Anna R. sang in Dresden auch Hits von Rosenstolz und Nummern von Silly sowie Gleis 8. © Sony

Ein Bügelbrett war schuld. Daran, dass Andrea Neuenhofen alias Anna R. am Sonntag im Alten Schlachthof Dresden noch einmal über ihre Karriere-Wellen surfte. Das Brett sei aber nicht zu finden gewesen, was Knitterwellen auf dem Kleid verursachte. „Bei der Suche fand ich aber ein kleines rotes Kästchen, nicht mit Schmuck, aber mit alten Liedern drin“, sagt sie, mit einem gewissen „Rosenstolz“ im Blick.

Die komplette Neuerfindung als Solokünstlerin ohne altes Liedgut war bei einem ausverkauften Konzert und vielen treuen Fans wohl auch nicht angebracht. Und so war man gespannt, mit welchen Weisen Anna R. den Zustand ihres glamourösen hellbraunen Kleides ausbügeln würde.

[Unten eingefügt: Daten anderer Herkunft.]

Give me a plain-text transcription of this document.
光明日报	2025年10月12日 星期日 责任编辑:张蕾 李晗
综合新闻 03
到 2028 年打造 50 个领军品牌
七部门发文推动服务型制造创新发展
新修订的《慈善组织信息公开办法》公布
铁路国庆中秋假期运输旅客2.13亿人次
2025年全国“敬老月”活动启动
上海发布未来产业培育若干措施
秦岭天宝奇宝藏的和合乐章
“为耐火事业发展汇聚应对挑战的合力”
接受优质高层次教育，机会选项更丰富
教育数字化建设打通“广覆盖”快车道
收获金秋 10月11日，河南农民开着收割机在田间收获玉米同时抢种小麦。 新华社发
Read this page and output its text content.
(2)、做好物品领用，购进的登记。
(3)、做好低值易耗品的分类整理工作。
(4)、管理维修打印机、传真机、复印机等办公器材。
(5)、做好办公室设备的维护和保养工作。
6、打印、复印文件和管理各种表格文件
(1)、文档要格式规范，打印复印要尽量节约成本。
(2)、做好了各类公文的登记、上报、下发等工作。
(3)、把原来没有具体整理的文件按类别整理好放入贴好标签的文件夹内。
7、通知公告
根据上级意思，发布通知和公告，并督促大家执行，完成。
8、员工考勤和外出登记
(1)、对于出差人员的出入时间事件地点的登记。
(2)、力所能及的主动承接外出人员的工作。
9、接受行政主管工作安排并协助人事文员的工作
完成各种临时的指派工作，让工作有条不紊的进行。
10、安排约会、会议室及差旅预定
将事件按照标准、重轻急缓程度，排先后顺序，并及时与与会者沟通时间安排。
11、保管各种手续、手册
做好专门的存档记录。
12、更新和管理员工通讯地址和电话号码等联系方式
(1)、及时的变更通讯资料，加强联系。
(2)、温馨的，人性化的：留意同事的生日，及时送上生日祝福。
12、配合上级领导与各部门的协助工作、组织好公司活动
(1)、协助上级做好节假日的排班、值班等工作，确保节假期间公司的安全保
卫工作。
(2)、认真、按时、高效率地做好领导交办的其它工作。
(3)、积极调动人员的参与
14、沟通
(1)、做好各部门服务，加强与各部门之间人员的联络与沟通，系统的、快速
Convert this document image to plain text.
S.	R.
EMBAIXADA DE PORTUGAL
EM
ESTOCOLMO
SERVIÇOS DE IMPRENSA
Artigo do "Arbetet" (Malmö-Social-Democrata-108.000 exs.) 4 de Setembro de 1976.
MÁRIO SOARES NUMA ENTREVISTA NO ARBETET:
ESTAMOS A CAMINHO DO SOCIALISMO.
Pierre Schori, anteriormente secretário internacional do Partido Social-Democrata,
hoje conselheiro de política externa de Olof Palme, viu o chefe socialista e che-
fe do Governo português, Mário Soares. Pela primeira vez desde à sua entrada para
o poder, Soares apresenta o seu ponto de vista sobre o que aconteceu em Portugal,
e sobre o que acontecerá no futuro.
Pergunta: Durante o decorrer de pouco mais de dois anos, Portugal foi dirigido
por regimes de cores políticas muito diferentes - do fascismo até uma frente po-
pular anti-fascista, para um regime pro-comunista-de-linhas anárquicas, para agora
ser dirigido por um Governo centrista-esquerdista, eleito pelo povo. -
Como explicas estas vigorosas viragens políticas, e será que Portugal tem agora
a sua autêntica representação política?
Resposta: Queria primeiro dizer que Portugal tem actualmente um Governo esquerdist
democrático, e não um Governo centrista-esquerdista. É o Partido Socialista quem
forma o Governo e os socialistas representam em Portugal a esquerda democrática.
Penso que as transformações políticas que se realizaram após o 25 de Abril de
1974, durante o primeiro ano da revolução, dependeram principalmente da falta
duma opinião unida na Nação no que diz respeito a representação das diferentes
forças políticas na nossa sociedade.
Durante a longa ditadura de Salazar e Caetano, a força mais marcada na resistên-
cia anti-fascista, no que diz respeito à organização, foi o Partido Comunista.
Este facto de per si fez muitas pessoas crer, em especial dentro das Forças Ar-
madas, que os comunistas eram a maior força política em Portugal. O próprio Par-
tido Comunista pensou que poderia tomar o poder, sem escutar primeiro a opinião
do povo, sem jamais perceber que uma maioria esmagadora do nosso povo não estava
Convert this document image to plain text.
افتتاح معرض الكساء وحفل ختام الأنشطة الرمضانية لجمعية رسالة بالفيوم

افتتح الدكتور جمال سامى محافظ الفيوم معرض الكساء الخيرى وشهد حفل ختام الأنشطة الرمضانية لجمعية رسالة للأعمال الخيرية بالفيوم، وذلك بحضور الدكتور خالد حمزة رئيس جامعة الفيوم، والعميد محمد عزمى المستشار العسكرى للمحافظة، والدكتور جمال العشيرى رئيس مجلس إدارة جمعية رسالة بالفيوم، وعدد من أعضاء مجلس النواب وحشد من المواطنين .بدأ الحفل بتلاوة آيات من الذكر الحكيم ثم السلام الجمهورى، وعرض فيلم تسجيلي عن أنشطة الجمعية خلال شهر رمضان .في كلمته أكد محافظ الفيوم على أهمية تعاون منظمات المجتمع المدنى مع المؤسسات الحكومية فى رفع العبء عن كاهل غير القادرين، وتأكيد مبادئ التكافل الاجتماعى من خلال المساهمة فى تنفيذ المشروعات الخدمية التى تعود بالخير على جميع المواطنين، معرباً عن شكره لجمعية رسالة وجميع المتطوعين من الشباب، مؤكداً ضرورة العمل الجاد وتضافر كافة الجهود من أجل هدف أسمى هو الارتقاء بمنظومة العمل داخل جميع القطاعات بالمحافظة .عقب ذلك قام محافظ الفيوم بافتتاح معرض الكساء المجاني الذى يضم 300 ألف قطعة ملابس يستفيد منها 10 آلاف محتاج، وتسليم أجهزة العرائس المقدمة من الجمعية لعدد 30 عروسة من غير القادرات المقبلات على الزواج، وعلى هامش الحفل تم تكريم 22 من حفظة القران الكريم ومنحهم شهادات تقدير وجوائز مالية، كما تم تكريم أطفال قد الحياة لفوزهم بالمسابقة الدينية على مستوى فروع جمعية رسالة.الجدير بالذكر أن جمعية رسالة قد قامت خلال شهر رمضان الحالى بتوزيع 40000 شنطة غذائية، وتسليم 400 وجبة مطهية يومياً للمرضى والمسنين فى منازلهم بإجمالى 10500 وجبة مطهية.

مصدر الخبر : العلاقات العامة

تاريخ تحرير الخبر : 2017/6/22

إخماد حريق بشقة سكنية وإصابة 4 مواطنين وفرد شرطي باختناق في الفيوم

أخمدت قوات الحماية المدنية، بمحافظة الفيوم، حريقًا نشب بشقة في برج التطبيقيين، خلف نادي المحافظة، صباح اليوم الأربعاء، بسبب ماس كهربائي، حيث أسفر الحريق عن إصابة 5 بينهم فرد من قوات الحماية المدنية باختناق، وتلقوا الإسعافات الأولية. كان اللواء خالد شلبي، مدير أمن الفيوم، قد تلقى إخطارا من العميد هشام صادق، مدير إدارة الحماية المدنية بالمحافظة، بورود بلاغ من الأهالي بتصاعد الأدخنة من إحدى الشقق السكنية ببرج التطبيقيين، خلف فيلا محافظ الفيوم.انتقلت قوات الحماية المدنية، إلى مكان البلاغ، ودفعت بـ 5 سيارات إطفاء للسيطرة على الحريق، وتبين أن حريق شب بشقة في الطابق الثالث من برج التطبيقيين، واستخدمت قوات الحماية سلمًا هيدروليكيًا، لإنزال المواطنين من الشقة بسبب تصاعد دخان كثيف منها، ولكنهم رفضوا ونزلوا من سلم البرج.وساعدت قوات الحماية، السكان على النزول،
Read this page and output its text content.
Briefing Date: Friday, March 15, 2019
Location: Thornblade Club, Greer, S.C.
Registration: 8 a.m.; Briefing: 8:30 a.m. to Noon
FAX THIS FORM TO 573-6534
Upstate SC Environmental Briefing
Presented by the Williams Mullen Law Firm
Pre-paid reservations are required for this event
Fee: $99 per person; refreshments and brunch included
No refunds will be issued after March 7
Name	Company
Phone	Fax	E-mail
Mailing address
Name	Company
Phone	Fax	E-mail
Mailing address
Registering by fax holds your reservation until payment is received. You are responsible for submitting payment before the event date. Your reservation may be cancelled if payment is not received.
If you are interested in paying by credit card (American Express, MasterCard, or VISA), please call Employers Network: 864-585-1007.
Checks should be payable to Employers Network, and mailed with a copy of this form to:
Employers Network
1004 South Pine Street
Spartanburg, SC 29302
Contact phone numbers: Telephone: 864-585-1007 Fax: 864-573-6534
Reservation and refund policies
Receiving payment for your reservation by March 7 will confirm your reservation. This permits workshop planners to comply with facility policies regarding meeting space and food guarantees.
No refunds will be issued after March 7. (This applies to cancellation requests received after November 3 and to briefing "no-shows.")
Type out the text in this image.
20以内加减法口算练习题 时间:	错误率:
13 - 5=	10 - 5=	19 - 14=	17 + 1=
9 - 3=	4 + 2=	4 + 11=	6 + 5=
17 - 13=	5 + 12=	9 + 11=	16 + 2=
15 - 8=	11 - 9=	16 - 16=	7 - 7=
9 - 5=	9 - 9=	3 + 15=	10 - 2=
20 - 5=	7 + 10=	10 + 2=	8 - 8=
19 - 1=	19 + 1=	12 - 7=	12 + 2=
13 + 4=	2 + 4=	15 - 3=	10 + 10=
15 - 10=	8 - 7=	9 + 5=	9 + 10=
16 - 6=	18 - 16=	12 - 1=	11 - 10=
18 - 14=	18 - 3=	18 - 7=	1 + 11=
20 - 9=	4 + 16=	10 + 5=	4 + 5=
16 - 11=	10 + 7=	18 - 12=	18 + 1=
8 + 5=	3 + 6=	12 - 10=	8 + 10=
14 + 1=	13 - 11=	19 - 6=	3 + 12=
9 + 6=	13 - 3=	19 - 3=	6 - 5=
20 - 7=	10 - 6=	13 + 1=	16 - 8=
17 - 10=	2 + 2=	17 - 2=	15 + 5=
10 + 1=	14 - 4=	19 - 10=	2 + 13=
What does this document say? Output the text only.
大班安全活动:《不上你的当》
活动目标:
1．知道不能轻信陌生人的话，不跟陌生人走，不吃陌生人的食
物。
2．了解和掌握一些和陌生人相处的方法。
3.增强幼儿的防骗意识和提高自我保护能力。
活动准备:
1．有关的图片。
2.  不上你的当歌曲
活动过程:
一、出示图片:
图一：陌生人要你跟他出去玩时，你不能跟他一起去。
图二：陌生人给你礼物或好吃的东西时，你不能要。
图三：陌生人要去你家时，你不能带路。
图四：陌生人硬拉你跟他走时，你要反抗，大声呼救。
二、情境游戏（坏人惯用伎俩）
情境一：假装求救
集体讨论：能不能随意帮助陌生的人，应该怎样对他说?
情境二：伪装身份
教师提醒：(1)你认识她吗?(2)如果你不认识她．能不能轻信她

Mit der ersten Klangwelle und Liedern wie „Hinterm Mond“ wagte sie sich erst mal an neue Ufer und neue Gleise, mit „Trotzdem“ erklang ein Lied von Gleis 8 – der Band, die nach Rosenstolz kam. Deren Musiker sind aber nicht auf dem Abstellgleis gelandet, sondern auch in der aktuell sechsköpfigen Band dabei. Die Wehmut hält sich also zunächst Grenzen.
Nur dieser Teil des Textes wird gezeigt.